France Télécom: 25.

Publié le par Noum


25. Ce matin ils étaient 25.

 

25 personnes d’une même entreprise à subir des conditions de travail et une pression telle qu’ils ont préféré en mourir.

Depuis quelque temps déjà, des débats fleurissent ici ou là.

On crée des cellules de crise. On dit aux gens qu’ils ont été entendus et que pour pallier à leurs problèmes on va monter des cellules psychologiques et favoriser l’écoute au sein de l’entreprise.

Oui, pourquoi pas ? C’est un début.

J’ai un peu suivi certains des débats sur le sujet. J’ai écouté attentivement ce qui se disait. Quelque chose m’a frappé.

A aucun moment les participants ne semblent établir un lien, une quelconque corrélation entre le travail et la vie personnelle/de famille.

Oh je sais bien que le discours ambiant est, le travail c’est le travail et la vie personnelle n’a rien à y voir.

Combien de fois ai-je entendu « les problèmes de la maison doivent rester à la maison quand tu es au travail tu y es à 200% (je déteste d’ailleurs cette statistique absurde des 200% supposée représenter la sur motivation de bon alois que l’on se doit d’exiger de nous même).

Mais quand est ce qu’on va revenir aux fondamentaux ?

 

C’est quoi le travail ?

 

Aujourd’hui on voudrait nous faire croire que travailler est un plaisir ou du moins devrait l’être. Que si vous ne prenez pas de plaisir à travailler vous ne pouvez vous en prendre qu’à vous-même, vous êtes un looser.

Le salarié idéal n’a pas de vie personnelle. Il n’a pas d’amis ou alors des amis qui font la même chose (émulation/concurrence / productivité).

Il n’a pas de famille car la famille est un frein dans la mesure où elle va générer des comportements déviants nocifs à la bonne marche de l’entreprise. Le salarié pourrait vouloir des horaires décents compatibles avec la vie de famille, pire il pourrait faire des enfants et avoir envie de les connaître un peu. La mobilité géographique du salarié risque d’être altérée par son boulet sa famille. La famille est donc un frein à l’expansion de l’entreprise, à son développement à l’échelle Européenne et donc à la mondialisation.
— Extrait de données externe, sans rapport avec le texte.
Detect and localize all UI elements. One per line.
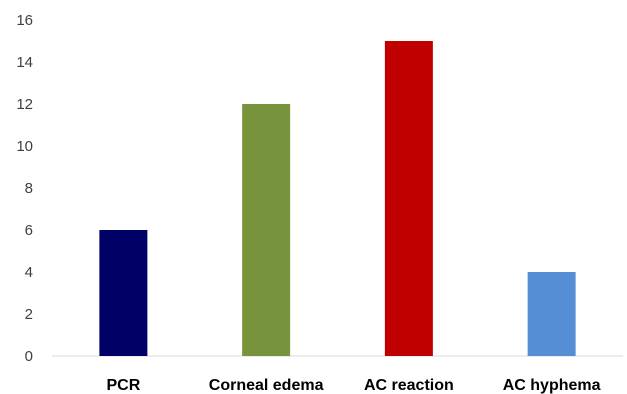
x-category-label: AC hyphema (503, 377, 601, 394)
y-tick-label: 2 (25, 306, 33, 323)
x-category-label: Corneal edema (209, 377, 324, 394)
y-tick-label: 4 (25, 264, 33, 281)
bar-ac-hyphema (527, 272, 576, 356)
bars (99, 41, 576, 356)
y-axis: 0 2 4 6 8 10 12 14 16 (16, 12, 33, 365)
x-axis: PCR Corneal edema AC reaction AC hyphema (106, 377, 600, 394)
bar-corneal-edema (242, 104, 291, 356)
y-tick-label: 8 (25, 180, 33, 197)
y-tick-label: 12 (16, 96, 33, 113)
y-tick-label: 14 (16, 54, 33, 71)
y-tick-label: 16 (16, 12, 33, 29)
y-tick-label: 0 (25, 348, 33, 365)
bar-pcr (99, 230, 148, 356)
x-category-label: AC reaction (364, 377, 454, 394)
bar-ac-reaction (384, 41, 433, 356)
x-category-label: PCR (106, 377, 140, 394)
y-tick-label: 10 (16, 138, 33, 155)
y-tick-label: 6 (25, 222, 33, 239)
(En effet la mondialisation même d’un point de vue idéologique part d’un individu qui serait un aventurier, vivant sans attache, n’hésitant pas à faire des milliers de kilomètres pour décrocher un job. Le pèlerin qui est attaché à ses racines, souhaite rester dans sa région et voir grandir ses enfants doit donc être éliminer de la grande équation cela va s’en dire).

Le salarié idéal ne vit que pour son entreprise. Il y pense jour et nuit et cherche à son échelle, qu’il soit caissière manutentionnaire ou cadre, un moyen d’amélioré ses performances au travail et donc celles de l’entreprise.

 Pour se faire son attention ne doit pas être détournée par des problèmes du quotidien ou d’ordre ménager, aussi il préfère vivre dans un hôtel/une chambre de bonne/un studio/ la rue mais proche du bureau.

Si le salarié idéal n’a pas le droit d’amener ses problèmes personnels au travail, il a par contre parfaitement le droit d’amener du travail à la maison (s’il a commis l’erreur d’en avoir une) en effet ,l’entreprise préférera qu’il s’en prenne à sa famille (faut bien qu’elle serve à quelque chose), en lui pourrissant la vie ou en l’ignorant absorbé qu’il est par de « vrais » problèmes (car le travail est une affaire sérieuse que l’on ne doit pas prendre à la légère). Plutôt que de devoir payer un psy d’entreprise ou pire revoir ses méthodes, sa manière de penser le monde.

 

C’est quoi le travail ?

 

Seulement voilà le salarié idéal n’existe pas. La scission entre le monde du travail et la vie personnelle est devenue telle que l’on ose même plus dire « j’y arrive pas », même pas à sa famille.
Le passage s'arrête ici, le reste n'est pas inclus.